À l’occasion du centième anniversaire de la mort de la peintre Louise De Hem (1866-1922), Ypres propose la visite guidée «Louise vertelt» (Louise raconte). Au détour de neuf installations dispersées dans le centre-ville et par-delà les remparts, Louise vous fait découvrir des lieux significatifs de sa ville natale, vous donnant au passage l’occasion d’admirer ses peintures et ses dessins au pastel.

Munissez-vous d’une carte disponible à l’office du tourisme d'Ypres ou de l’application ErfgoedApp (L’app du patrimoine) et préparez-vous pour une balade de cinq kilomètres sur les traces de la portraitiste et pastelliste Louise De Hem. Cette application propose un circuit ludique, à ce jour uniquement disponible en néerlandais.
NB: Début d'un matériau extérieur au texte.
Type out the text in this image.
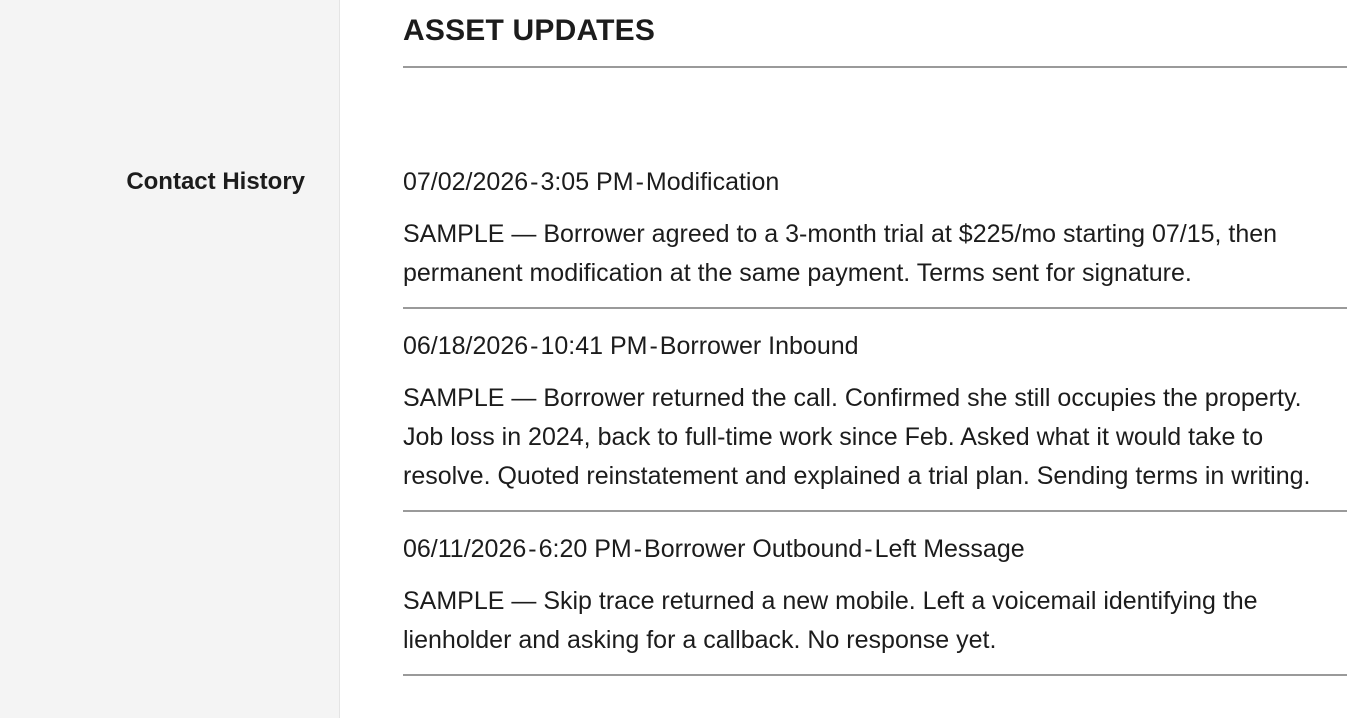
Contact History
ASSET UPDATES
07/02/2026-3:05 PM-Modification
SAMPLE — Borrower agreed to a 3-month trial at $225/mo starting 07/15, then permanent modification at the same payment. Terms sent for signature.
06/18/2026-10:41 PM-Borrower Inbound
SAMPLE — Borrower returned the call. Confirmed she still occupies the property. Job loss in 2024, back to full-time work since Feb. Asked what it would take to resolve. Quoted reinstatement and explained a trial plan. Sending terms in writing.
06/11/2026-6:20 PM-Borrower Outbound-Left Message
SAMPLE — Skip trace returned a new mobile. Left a voicemail identifying the lienholder and asking for a callback. No response yet.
Katelijne Vanbeselaere, ancienne animatrice d’une des stations de radio les plus populaires en Flandre (Radio 2), prête sa voix pour l’occasion et campe le rôle de Louise. En scannant les codes QR placardés sur les installations, vous pouvez l’écouter conter sa vie, exposer ses œuvres et leurs origines, tout en vous offrant une plongée dans le XIXe siècle à l’aide d’anecdotes historiques relatives, par exemple, à la place qu'occupaient les femmes sur la scène artistique ou encore celle que tenait la religion dans la société.

Le choix des neuf lieux à visiter n’est, quant à lui, pas le fruit du hasard. Ils ont été soigneusement sélectionnés par le musée d’Ypres pour le lien qui les unit à la portraitiste et à ses œuvres. Vous pouvez ainsi faire arrêt dans la rue qui abritait autrefois son atelier ou découvrir des toiles présentant un rapport direct avec l’environnement dans lequel elles trônent. De cette manière, le musée municipal permet aux touristes, mais aussi aux Yprois, de découvrir une collection d’autant plus exceptionnelle que rares sont les musées qui détiennent une collection aussi vaste d’œuvres réalisées par une femme.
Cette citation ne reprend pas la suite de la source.